ABSTRACT
Wavelets-based representations offer an important option for capturing localized effects in many signals.
This is achieved by employing representations via double integrals (continuous transforms), or via
double series (discrete transforms). Seminal to these representations are the processes of scaling and
shifting of a generating (mother) function. Over a period of several decades, wavelet analysis has been set
on a rigorous mathematical framework and has been applied to quite diverse fields. Wavelet families
associated with specific mother functions have proven quite appropriate for a variety of problems. In this
context, fast decomposition and reconstruction algorithms ensure computational efficiency, and rival
classical spectral analysis algorithms such as the fast Fourier transform (FFT). The field of vibration
analysis has benefited from this remarkable mathematical development in conjunction with vibration
monitoring, system identification, damage detection, and several other tasks. There is a voluminous body
of literature focusing on wavelet analysis. However, this chapter has the restricted objective of, on one
hand, discussing concepts closely related to vibration analysis, and on the other hand, citing sources that
can be readily available to a potential reader. In view of this latter objective, almost exclusively books and
archival articles are included in the list of references. First, theoretical concepts are briefly presented; for
more mathematical details, the reader may consult references [1-23]. Next, the theoretical concepts are
supplemented by vibration-analysis-related sections on time-varying spectra estimation, random field
synthesis, structural identification, damage detection, and material characterization. It is noted that most
of the mathematical developments pertain to the interval [0,1] relating to dimensionless independent
variables derived by normalization with respect to the spatial or temporal “lengths” of the entire signals.

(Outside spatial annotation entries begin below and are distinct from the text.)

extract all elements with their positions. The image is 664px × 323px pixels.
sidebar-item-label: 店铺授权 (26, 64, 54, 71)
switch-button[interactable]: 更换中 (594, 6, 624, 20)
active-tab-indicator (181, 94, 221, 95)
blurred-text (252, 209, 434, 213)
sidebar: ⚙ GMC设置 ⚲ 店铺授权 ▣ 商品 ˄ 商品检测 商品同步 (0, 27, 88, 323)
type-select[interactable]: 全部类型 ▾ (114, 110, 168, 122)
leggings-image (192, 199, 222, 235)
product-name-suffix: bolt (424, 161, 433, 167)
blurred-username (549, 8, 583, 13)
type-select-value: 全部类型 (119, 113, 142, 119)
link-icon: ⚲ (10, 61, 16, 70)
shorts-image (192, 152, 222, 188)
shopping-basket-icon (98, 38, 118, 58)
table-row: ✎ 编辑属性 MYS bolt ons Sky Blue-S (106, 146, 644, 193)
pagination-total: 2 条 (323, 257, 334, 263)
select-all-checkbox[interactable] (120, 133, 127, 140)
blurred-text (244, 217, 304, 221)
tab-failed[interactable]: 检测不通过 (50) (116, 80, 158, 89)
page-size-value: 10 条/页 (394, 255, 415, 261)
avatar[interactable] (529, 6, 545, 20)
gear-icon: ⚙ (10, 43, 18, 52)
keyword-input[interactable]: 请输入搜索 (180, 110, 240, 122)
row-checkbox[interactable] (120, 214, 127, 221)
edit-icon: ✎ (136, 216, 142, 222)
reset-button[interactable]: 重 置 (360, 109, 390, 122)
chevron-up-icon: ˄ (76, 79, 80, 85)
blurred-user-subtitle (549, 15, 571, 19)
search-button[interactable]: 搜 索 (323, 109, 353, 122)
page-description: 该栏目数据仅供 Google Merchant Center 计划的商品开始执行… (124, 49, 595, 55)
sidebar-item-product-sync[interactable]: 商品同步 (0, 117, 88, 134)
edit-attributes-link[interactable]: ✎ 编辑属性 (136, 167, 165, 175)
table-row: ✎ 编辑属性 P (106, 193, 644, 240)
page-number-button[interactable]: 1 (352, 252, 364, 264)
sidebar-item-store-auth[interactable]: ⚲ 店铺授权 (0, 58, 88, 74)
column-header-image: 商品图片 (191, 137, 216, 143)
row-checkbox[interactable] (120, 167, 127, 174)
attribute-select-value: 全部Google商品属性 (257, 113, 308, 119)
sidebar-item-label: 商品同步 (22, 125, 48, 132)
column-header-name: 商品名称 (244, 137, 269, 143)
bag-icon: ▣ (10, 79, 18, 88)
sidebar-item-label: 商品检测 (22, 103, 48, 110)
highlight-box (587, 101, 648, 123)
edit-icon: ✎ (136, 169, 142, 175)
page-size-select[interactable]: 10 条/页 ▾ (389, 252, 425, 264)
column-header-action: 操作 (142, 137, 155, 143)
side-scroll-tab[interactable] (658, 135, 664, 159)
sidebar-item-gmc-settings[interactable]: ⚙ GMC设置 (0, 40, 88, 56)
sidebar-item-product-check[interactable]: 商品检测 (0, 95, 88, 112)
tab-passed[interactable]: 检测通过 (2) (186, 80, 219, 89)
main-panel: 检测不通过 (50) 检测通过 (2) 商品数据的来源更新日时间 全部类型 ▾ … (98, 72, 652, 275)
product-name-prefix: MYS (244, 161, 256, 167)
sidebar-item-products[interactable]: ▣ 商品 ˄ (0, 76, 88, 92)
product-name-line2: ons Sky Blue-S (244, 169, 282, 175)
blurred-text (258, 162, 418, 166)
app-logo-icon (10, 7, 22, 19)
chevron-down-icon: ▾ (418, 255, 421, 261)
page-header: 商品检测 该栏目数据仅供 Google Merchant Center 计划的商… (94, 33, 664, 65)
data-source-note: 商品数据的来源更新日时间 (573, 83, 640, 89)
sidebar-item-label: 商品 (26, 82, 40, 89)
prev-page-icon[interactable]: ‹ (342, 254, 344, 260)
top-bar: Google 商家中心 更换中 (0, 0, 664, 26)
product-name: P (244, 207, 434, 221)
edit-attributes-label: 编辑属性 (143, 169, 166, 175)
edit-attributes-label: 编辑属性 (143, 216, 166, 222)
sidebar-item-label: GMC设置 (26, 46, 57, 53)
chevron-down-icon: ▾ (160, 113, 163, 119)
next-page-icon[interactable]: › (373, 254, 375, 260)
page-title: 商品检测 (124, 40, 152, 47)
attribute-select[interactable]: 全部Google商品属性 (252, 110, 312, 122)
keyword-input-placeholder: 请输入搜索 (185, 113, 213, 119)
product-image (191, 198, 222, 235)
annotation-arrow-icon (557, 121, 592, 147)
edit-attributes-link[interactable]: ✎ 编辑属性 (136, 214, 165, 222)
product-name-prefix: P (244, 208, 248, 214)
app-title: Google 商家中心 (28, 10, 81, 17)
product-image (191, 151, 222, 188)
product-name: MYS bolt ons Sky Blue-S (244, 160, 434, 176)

A convenient way to introduce the wavelet transform is through the concept of time-frequency
representation of signals. In the classical Fourier theory, a signal can be represented either in the time or
in the frequency domain, and the Fourier coefficients define the average spectral content over the entire
duration of the signal. The Fourier representation is appropriate for signals that are stationary, in terms
of parameters which are deemed important for the problem in hand, but becomes inadequate for
nonstationary signals, in which important parameters may evolve rapidly in time.